Gwiazdor Barcelony zaskoczony decyzją Flicka. Poszło o Lewandowskiego
Robert Lewandowski wszedł na boisko w doliczonym czasie gry podczas meczu Interu Mediolan z FC Barceloną. Jak donosi Catalunya Radio, zaskoczenia taką decyzją nie ukrywała jedna z gwiazd "Blaugrany".
W ostatnim czasie polski napastnik zmagał się z urazem. Z tego powodu opuścił między innymi pierwsze spotkanie z Interem, a także finał Pucharu Króla.
W rewanżu z Włochami "Lewy" pojawił się na boisku pod koniec drugiej połowy. Później musiał rozegrać jeszcze dogrywkę, po której FC Barcelona ostatecznie uległa Interowi Mediolan.
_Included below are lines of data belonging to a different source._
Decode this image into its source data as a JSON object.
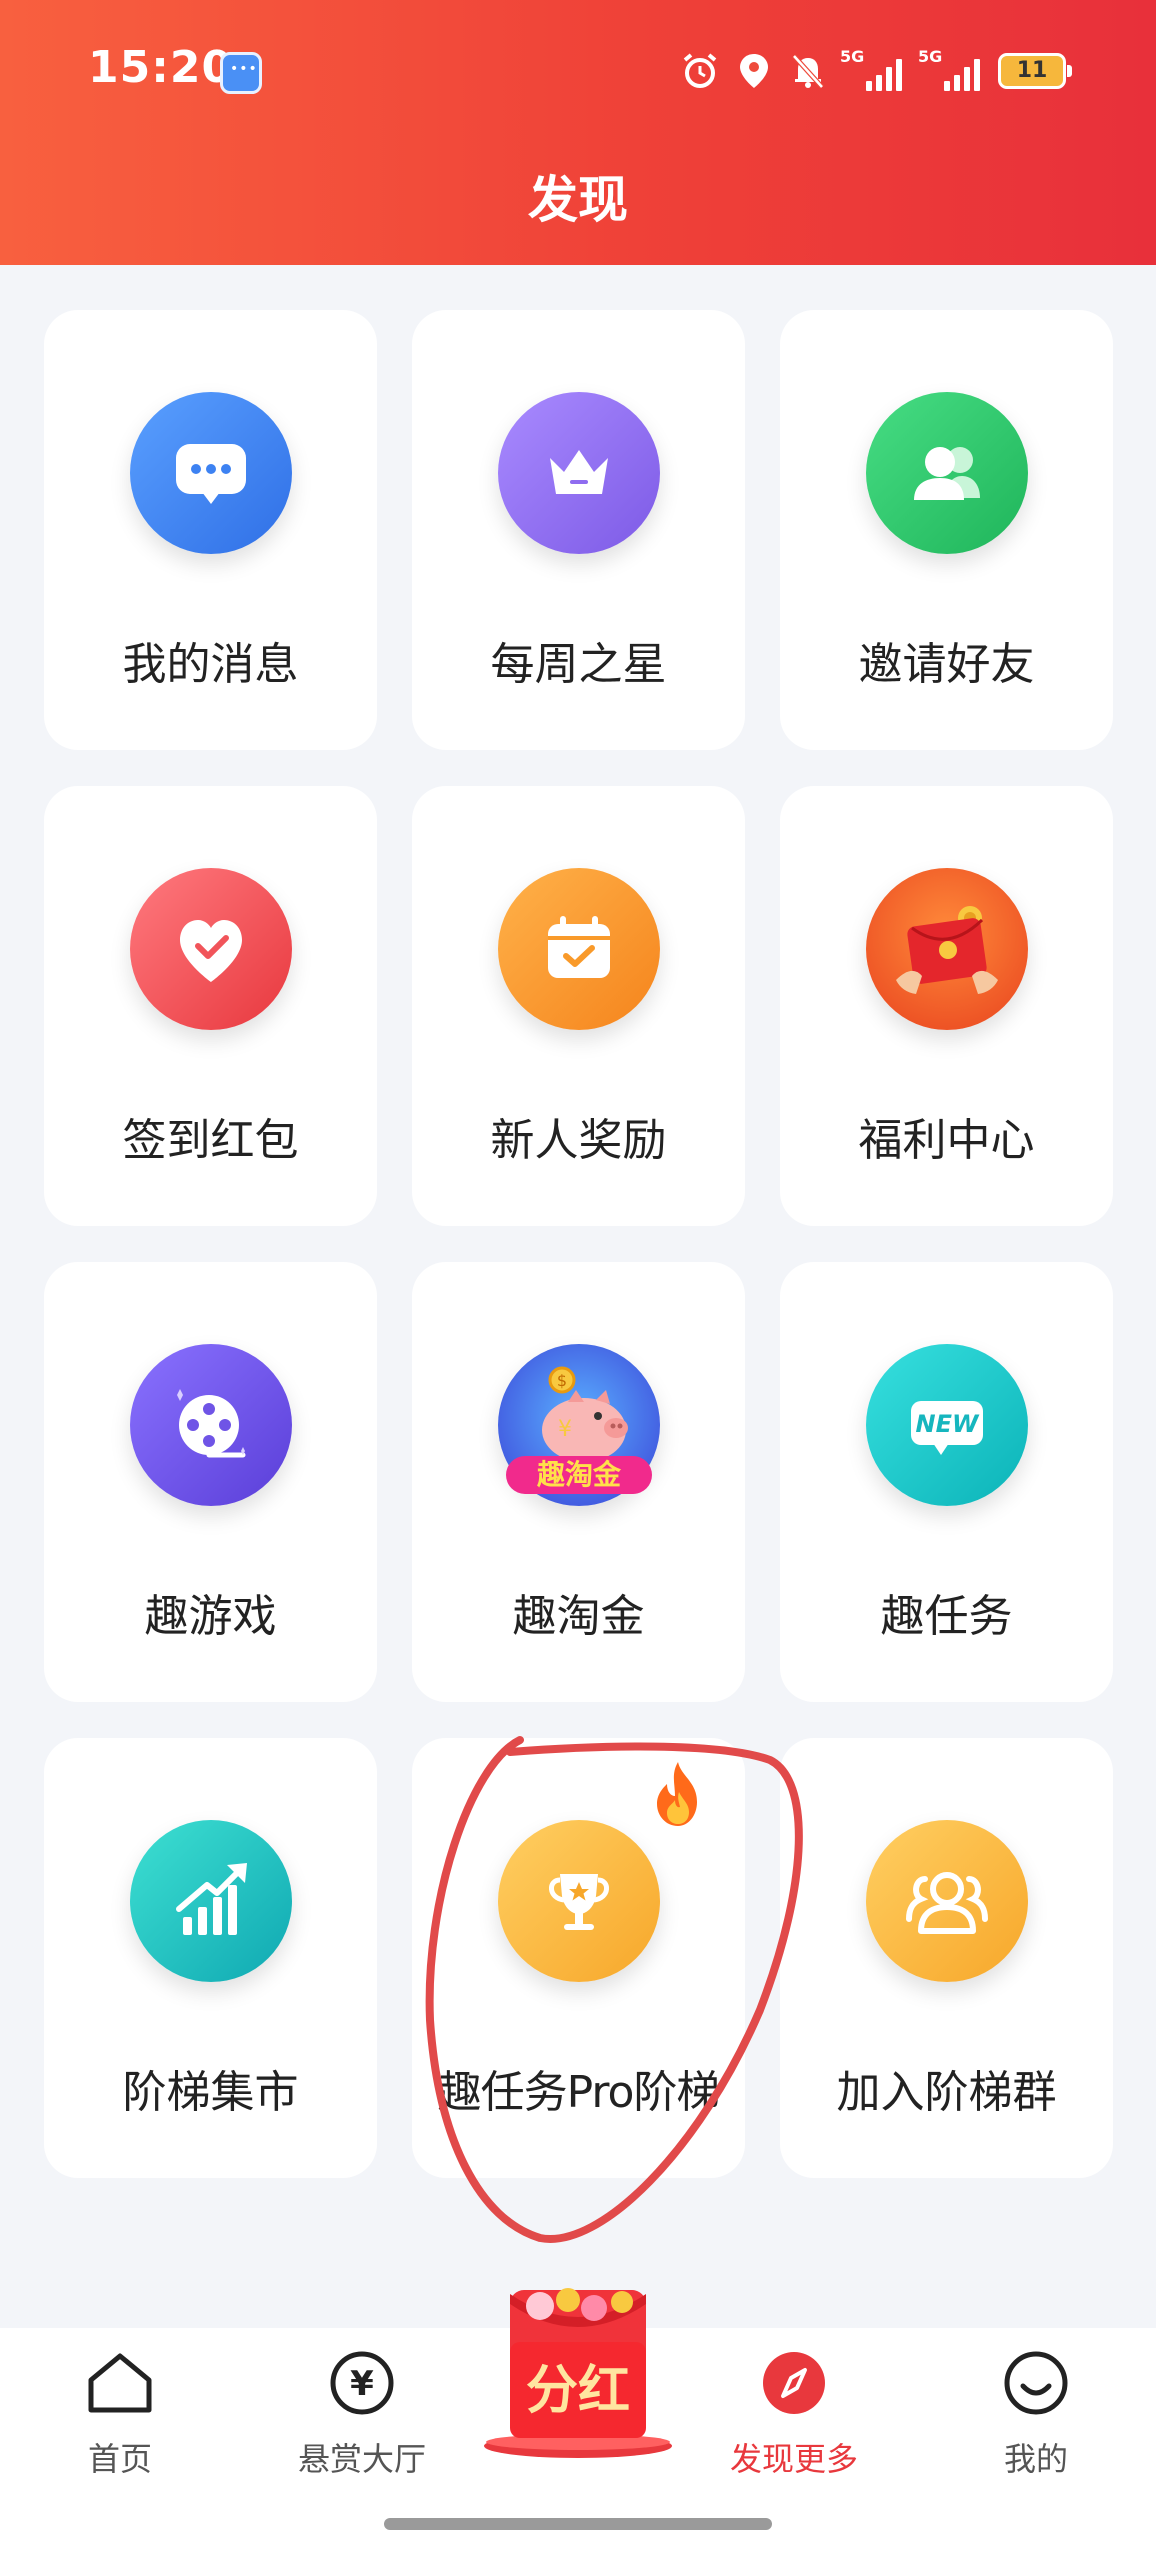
{
  "status_bar": {
    "time": "15:20",
    "signal1_tag": "5G",
    "signal2_tag": "5G",
    "battery_level": "11"
  },
  "header": {
    "title": "发现"
  },
  "grid": {
    "items": [
      {
        "label": "我的消息",
        "icon": "message-icon",
        "color": "#3d82f2"
      },
      {
        "label": "每周之星",
        "icon": "crown-icon",
        "color": "#8f6cf0"
      },
      {
        "label": "邀请好友",
        "icon": "friends-icon",
        "color": "#2bc96b"
      },
      {
        "label": "签到红包",
        "icon": "checkin-heart-icon",
        "color": "#f1545a"
      },
      {
        "label": "新人奖励",
        "icon": "calendar-check-icon",
        "color": "#f99a2a"
      },
      {
        "label": "福利中心",
        "icon": "red-envelope-icon",
        "color": "#ef5a2f"
      },
      {
        "label": "趣游戏",
        "icon": "film-reel-icon",
        "color": "#6f54e6"
      },
      {
        "label": "趣淘金",
        "icon": "piggy-bank-icon",
        "badge_text": "趣淘金",
        "color": "#3a3fd6"
      },
      {
        "label": "趣任务",
        "icon": "new-badge-icon",
        "badge_text": "NEW",
        "color": "#16c7c7"
      },
      {
        "label": "阶梯集市",
        "icon": "growth-chart-icon",
        "color": "#14c2bd"
      },
      {
        "label": "趣任务Pro阶梯",
        "icon": "trophy-icon",
        "color": "#fbb640",
        "hot": "fire-icon"
      },
      {
        "label": "加入阶梯群",
        "icon": "group-icon",
        "color": "#fbb640"
      }
    ]
  },
  "bottom_nav": {
    "items": [
      {
        "label": "首页",
        "icon": "home-icon"
      },
      {
        "label": "悬赏大厅",
        "icon": "yen-icon",
        "glyph": "¥"
      },
      {
        "label": "发现更多",
        "icon": "compass-icon",
        "active": true
      },
      {
        "label": "我的",
        "icon": "smile-icon"
      }
    ],
    "center_promo": {
      "label": "分红",
      "icon": "red-envelope-promo-icon"
    }
  },
  "colors": {
    "header_start": "#f8603f",
    "header_end": "#e8303a",
    "active_nav": "#e8383d",
    "annotation": "#e14a4a"
  }
}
Okazuje się, że bardzo zaskoczony decyzją Hansiego Flicka był Jules Kounde. Francuz także zmaga się obecnie z urazem.
Był jednak obecny w Mediolanie, bo na własną rękę poleciał do Włoch. Z trybun obserwował poczynania swoich kolegów.
- Nie wiem, dlaczego wchodzi, skoro nie jest jeszcze gotowy - powiedział Kounde, gdy zobaczył przy linii Lewandowskiego. Jego słowa przytacza Catalunya Radio.
W niedzielę Polak może zagrać natomiast od pierwszej minuty. Jego drużynę czeka ligowe El Clasico, czyli starcie z Realem Madryt.